As usual, the answer is . . . probably not. The fact is that the true fate of the individual following death is a matter of dispute both among Christians and between Christians and other believers in the spiritual world. In the early years of the twentieth century, when a phenomenon called Spiritualism exerted a huge influence on popular thought, the idea grew up that it was possible to be both a Christian and a believer in the possibility that the dead can return, either visibly or audibly, to communicate with the living they had left behind. The intensity of the arguments about this subject that occurred throughout the first decades of the twentieth century might come as a surprise to many today. But in fact, this was an enormous question, both for Christians and non-Christians, and—no surprise—it was never fully resolved.

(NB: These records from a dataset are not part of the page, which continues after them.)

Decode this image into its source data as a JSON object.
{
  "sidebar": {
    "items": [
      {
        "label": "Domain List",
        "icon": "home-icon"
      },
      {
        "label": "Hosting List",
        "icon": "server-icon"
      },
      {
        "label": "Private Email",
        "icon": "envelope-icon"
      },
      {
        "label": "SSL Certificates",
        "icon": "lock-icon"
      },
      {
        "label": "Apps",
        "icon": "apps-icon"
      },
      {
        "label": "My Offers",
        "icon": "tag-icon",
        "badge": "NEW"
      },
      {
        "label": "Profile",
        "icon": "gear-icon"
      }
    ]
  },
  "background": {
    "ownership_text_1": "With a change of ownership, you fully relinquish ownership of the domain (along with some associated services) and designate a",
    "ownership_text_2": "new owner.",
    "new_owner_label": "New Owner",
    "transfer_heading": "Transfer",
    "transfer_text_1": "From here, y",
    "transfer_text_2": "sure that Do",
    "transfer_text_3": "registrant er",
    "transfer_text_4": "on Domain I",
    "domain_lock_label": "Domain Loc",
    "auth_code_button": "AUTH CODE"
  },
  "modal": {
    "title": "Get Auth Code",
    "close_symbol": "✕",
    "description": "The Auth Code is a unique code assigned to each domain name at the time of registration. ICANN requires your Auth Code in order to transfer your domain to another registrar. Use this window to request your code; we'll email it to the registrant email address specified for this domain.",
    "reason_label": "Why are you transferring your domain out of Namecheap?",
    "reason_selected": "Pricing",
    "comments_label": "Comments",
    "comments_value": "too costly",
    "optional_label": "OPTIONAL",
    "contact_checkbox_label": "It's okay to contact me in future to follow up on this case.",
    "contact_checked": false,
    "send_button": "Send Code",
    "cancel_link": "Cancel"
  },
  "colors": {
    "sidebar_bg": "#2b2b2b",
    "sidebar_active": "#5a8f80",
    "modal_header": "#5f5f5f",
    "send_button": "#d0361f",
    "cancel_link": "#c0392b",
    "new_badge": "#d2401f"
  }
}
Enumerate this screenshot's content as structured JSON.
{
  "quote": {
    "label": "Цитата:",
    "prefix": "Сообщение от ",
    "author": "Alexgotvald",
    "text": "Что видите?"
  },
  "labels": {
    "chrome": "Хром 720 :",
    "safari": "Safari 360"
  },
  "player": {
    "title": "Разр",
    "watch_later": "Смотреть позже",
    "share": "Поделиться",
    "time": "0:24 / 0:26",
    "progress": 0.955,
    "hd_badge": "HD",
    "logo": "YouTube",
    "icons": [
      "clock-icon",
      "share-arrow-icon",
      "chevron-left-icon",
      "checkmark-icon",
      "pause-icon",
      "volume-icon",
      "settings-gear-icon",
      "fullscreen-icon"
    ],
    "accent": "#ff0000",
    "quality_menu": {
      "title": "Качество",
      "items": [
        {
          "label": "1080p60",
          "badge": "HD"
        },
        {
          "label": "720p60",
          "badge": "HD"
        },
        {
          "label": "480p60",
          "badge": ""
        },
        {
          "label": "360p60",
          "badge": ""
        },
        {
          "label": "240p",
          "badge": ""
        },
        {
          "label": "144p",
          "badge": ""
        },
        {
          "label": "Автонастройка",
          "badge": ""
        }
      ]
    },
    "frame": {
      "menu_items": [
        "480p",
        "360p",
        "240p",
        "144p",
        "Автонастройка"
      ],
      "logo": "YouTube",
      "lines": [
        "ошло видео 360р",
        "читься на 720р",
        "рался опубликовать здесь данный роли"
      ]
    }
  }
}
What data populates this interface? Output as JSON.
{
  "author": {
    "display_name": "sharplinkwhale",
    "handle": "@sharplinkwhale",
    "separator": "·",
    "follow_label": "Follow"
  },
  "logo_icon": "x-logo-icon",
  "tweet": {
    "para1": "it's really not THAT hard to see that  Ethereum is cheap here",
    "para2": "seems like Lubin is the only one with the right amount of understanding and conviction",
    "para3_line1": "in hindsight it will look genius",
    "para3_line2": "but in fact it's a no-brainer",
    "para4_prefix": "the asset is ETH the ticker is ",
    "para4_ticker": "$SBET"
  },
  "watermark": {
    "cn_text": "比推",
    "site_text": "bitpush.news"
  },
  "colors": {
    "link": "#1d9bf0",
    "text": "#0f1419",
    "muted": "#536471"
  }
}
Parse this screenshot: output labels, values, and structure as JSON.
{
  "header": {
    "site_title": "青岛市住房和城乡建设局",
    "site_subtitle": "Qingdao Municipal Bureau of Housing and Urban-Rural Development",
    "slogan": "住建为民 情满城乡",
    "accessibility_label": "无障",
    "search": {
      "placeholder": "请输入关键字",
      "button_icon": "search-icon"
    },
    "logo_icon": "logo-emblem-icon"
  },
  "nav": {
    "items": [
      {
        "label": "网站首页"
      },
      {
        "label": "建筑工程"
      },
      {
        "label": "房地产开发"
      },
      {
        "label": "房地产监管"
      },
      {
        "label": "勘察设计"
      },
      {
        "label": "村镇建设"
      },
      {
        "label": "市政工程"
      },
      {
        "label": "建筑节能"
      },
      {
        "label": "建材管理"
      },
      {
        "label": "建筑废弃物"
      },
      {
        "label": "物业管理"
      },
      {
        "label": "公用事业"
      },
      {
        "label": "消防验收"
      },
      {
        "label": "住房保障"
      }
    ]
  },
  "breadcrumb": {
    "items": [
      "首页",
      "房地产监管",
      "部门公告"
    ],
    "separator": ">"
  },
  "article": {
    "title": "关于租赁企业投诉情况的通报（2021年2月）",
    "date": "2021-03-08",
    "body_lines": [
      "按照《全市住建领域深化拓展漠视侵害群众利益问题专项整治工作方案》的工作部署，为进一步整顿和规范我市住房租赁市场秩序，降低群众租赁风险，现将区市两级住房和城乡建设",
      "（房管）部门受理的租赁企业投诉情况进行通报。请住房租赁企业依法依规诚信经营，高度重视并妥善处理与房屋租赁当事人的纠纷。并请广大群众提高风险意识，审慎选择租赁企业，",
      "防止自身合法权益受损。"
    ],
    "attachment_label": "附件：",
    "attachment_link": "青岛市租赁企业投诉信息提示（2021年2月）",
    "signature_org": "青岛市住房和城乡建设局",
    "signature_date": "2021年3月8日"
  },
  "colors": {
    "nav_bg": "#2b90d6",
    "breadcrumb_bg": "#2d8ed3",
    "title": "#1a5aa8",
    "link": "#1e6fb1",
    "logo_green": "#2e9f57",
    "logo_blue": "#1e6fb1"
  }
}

But it doesn’t need to be. Mystics of every age have told us that the spiritual world is so multifaceted, so much subtler and more complex than ordinary physical existence, that it may be that we simply don’t have the equipment to answer this question from our present position. As we keep suggesting, the word angel doesn’t describe a being so much as it describes an action: the communication from the “above” (the heavenly worlds) to the “below” (the flat and ordinary plane of earth), by beings who can appear in a multitude of guises. The Bible describes angels appearing in all manner of ways, from the three strangers who visited Abraham beneath the oaks at Mamre on a sweltering day, to the angel who comforted Hagar in the wilderness, to the being Jacob wrestled with all night, to the dazzling beings sitting at the opening of Christ’s tomb on Easter morning, to the wildly alien four-winged circular creatures that manifested to the authors of Ezekiel and Revelation. To say that we have a total grasp of what the biblical writers meant, in our current terms, by these stories is to underestimate the vast variety in which the spiritual worlds, and the beings within them, have appeared to humans.
Like God himself, they are too big for that.